Metropolitan News-Enterprise

 

Friday. March 22, 2002

 

Page 3

 

Commission on Judicial Performance Elects Pichon, Raye as Chair, Vice Chair

 

By KIMBERLY EDDS, Staff Writer

 

Santa Clara Superior Court Judge Rise Jones Pichon has been elected chairperson of the Commission on Judicial Performance and Court of Appeal Justice Vance W. Raye, of the Third Appellate District, has been selected the commission’s vice-chairperson, it was announced yesterday.

The election took place at the commission’s March 13 meeting.

The 11-member commission is responsible for investigating complaints of judicial misconduct and for disciplining judges.

All active California state court judges are subject to discipline by the commission and the panel has authority to impose certain discipline on former judges. The commission has shared authority with local courts over court commissioners and referees.

Pichon has been a member of the commission for the past three years, and was elected the vice-chairperson of the panel last year. She replaces attorney Michael A. Kahn, a senior partner in the San Francisco law firm of Folger Levin & Kahn, where he heads the litigation practice.

Pichon was appointed to the Santa Clara Municipal Court in 1984 and became a Superior Court judge in 1998 with court unification. Prior to her appointment, Pichon served as a commissioner on the Santa Clara Municipal Court, where she was that court’s first black woman commissioner.

Pichon has served as a member of the California Judicial Council, the body which is responsible for improving the administration of justice around the state, and as a member of numerous Judicial Council advisory committees, including the Trial Court Budget Commission, the Subordinate Judicial Officers Working Group, the Center for Judicial Education and Research Governing Committee, and the Continuing Judicial Studies Program Planning Committee.

She has taught at both the California Judicial College and the National Judicial College and is a frequent speaker.

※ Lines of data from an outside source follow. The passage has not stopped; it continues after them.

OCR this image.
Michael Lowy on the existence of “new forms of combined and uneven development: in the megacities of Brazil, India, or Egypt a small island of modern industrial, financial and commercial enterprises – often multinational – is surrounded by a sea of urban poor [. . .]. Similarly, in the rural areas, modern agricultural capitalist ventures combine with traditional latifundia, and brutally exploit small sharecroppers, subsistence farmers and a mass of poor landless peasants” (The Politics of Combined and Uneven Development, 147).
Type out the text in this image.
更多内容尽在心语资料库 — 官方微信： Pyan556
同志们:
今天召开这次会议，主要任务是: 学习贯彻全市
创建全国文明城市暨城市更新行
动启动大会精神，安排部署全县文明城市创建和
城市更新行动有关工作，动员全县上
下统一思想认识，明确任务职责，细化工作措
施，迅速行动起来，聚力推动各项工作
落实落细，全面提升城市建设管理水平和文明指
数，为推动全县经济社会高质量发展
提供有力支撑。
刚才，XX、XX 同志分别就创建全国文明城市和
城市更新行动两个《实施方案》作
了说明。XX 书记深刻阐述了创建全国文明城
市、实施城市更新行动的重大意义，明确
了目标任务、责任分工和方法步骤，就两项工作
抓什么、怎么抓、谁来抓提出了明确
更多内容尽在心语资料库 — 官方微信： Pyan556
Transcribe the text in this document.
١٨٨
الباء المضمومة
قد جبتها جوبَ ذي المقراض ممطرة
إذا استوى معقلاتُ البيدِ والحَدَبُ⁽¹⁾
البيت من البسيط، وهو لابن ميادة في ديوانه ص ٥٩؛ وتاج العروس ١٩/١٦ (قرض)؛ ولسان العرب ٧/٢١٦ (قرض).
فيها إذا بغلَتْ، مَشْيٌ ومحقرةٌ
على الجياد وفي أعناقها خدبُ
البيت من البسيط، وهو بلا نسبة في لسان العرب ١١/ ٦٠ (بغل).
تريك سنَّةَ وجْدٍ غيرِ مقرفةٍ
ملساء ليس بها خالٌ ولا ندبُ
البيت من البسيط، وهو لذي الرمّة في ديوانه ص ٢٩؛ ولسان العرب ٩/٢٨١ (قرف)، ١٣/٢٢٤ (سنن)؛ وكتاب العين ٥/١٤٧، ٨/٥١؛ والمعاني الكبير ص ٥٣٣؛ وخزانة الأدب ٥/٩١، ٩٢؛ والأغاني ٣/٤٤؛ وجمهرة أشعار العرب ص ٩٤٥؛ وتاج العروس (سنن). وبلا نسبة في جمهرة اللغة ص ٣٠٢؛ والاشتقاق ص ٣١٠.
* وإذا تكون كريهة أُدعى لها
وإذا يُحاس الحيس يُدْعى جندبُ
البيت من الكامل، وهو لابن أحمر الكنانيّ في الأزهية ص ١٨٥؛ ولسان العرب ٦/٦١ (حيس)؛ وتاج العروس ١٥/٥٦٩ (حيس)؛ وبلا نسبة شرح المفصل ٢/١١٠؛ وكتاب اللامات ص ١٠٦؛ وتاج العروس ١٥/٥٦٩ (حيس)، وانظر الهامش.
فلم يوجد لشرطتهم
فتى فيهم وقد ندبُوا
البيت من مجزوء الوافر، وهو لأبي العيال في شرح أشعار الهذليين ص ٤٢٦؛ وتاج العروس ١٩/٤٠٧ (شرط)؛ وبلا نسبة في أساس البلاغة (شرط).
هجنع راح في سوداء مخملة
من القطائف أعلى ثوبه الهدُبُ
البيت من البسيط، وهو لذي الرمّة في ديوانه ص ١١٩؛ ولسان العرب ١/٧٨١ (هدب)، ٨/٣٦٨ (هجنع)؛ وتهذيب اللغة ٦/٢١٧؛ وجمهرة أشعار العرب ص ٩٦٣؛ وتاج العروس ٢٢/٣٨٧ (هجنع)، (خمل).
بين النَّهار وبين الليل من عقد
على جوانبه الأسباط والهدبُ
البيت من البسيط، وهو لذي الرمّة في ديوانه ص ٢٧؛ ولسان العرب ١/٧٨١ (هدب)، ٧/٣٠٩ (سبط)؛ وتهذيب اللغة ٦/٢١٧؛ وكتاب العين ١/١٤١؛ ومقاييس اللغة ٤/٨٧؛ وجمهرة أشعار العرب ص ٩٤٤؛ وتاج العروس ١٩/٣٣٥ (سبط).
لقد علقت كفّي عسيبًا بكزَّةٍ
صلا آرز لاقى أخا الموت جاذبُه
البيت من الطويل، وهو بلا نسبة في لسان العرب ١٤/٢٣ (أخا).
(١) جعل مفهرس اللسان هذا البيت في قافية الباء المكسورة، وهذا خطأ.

Prior to being appointed to the bench, Pichon was a Santa Clara County deputy public defender for three years and she served as deputy county counsel in San Jose from 1979 to 1983.

Raye, a member of the commission since last January, was appointed to the Court of Appeal by Deukmejian in 1991, after having served on the Sacramento Superior Court for three years.

Raye is a former judge advocate for the Air Force, where he reached the rank of captain. He served as chief prosecutor at Beale Air Force Base in Northern California during the Vietnam War, where he prosecuted and defended cases of desertion, absence without leave, and drug possession.

He was appointed a California deputy attorney general in 1974 and was later elevated to senior assistant attorney general in 1980.

Deukmejian selected Raye as legal affairs secretary in 1983, a post he would hold for the next seven years.

Raye is a member of the California Judges Association the Judicial Council Committee on the Future of the Courts and the Appellate Courts Advisory Committee. He is also a member of the American Bar Association Criminal Justice Standards Committee and the Schwartz Inn of Court, UC Davis Law School.

He is the co-author of a three-volume set Family Litigation Practice (1994)  and California Public Contract Law (1978).

The Commission on Judicial Performance consists of one justice of a court of appeal and two trial court judges, two attorneys, and six members of the public.

Pichon and Raye will hold their offices for a year.